If you are overlooking the women who are here now, what does that tell the girls you are supposedly bringing up to be the next generation of women in tech that you can overlook 15 years from now? Why do we hear about 16-year-old interns far more than women like me? If it is true, as the New York Times says, that in 2001-2 28% of computer science degrees went to women compared to the 10% or so now – where are those women from 12 years ago?
It seems to me that when people are looking at minorities or women to develop in their fields, they are much more interested in the hypothetical idea of that cute 11-year-old girl being a computer scientist some day than of that thirty-something competing with them for market share or jobs. If there are venture capitalists or conference organizers or others out there that are sincerely trying to promote WOMEN who code, not girls, I’ve never met any. That doesn’t mean they don’t exist, but it means that whoever they are seeking out, it isn’t people like me, which is why I started out talking about my qualifications. I’ve pitched at start-up events a few times, I’ve gone to some meet-ups, I’ve written this blog for going on six years, presented at conferences, published papers. I’m not running around promoting myself but I’m not that hard to find, either.

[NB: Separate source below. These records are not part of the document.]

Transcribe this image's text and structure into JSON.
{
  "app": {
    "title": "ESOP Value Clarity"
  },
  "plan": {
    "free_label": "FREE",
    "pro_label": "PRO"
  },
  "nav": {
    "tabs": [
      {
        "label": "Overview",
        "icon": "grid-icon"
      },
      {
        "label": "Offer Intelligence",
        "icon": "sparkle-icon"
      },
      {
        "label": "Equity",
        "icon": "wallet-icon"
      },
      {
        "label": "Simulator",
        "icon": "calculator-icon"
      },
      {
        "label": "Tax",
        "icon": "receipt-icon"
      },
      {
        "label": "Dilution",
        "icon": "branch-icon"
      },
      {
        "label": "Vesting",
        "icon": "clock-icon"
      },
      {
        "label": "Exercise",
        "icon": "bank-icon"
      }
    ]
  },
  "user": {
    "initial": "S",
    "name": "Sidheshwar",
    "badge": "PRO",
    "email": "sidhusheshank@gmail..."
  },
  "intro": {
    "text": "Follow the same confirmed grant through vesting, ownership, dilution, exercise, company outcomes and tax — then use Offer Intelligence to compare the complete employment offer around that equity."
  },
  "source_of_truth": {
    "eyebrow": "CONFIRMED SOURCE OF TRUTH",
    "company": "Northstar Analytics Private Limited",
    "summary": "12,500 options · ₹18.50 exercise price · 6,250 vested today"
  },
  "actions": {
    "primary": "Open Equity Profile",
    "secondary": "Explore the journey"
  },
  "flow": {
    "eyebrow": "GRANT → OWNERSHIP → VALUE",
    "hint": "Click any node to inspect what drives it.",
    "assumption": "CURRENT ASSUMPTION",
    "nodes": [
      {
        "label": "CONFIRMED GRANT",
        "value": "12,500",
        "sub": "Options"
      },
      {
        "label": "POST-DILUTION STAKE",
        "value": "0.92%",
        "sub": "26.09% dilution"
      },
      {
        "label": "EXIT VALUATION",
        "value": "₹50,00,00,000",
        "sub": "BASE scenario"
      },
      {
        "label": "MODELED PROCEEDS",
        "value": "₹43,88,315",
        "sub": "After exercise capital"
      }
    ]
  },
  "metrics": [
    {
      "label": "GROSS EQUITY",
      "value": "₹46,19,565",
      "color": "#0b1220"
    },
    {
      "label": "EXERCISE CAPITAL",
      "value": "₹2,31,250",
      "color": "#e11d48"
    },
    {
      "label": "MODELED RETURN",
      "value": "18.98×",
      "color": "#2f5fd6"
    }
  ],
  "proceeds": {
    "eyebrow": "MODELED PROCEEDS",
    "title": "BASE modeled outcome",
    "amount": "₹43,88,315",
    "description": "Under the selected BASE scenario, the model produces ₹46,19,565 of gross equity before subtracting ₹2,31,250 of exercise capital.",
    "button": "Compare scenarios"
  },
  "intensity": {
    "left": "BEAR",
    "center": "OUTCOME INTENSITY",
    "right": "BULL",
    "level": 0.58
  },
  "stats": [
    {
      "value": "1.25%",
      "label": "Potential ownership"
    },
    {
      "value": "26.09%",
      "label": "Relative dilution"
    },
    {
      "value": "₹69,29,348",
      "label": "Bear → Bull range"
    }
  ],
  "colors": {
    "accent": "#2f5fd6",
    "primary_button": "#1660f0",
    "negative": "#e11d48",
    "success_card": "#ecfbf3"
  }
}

What it comes down to is this, in the 37 years since I graduated from college, I have seen a lot of affirmative talk and seen goddamned little affirmative action. Instead, what I have seen is a continuing assumption that women are not interested in technology, are not particularly good at it, and not so much interest in really changing that. Read the wonderful post by Phillip Guo, Silent Technical Privilege – where he talks about how people just assumed he knew what he was doing because he was an Asian-American male – yeah, my whole life has been the opposite of that. Yet, I’m still here.

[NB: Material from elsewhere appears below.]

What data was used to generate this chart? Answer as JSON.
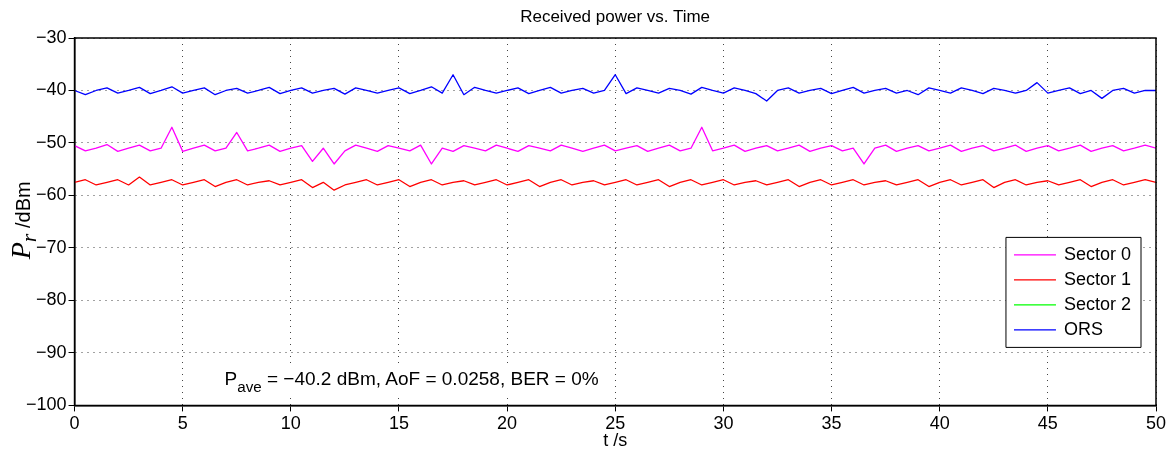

Tess Rinearson’s post on technical entitlement is also terrific and worth reading, but it’s also the opposite of much of my life. That under-confidence problem? Yeah, I don’t have that. Maybe it’s part of being a psycho bitch. The reason I don’t go to more tech meet-ups is that they really are filled with people who assume that I am not as good or experienced as everyone else. It’s not me, it’s you. When you confuse me with the hospitality staff at the event (didn’t the designer suit tip you off?), it kind of is clear that you don’t think I’m the company for your investment dollars or the co-founder/ presenter of your dreams.
The good, the very good
All of this may make it sound like I’m bitter, but I’m not. I absolutely love my work. The Julia Group side provides me the opportunity to work on a variety of data analysis and programming problems that fascinate me. Many of my clients I have worked with ten years or more. They have followed me from one company to another. Great people, interesting work, good money.
But wait, there’s more. Our newest venture, the start-up, 7 Generation Games, has the potential to change the way math is taught and learned. We’ve received over $570,000 in external funding so far which has allowed us to give people jobs, provide the game free to low-income schools and it is having an impact on children’s academic achievement. Every day I learn something new.
I telecommute most of the time. I travel a lot, which I don’t really mind. Because we have a wide range of clients, I work with all different operating systems. My work is fun, challenging, profitable, does good in the world – and I don’t get up before 10 a.m.
Do I think I would have gotten the same opportunities if I hadn’t gone out and started my own company? Certainly not.
So, yes, being a woman in tech is good, very, very good. Just don’t believe the bullshit of 90% of those people who say they are trying to promote women in tech, recognize that you’ll have to work twice as hard, and yeah, it probably helps if you’re a psycho bitch.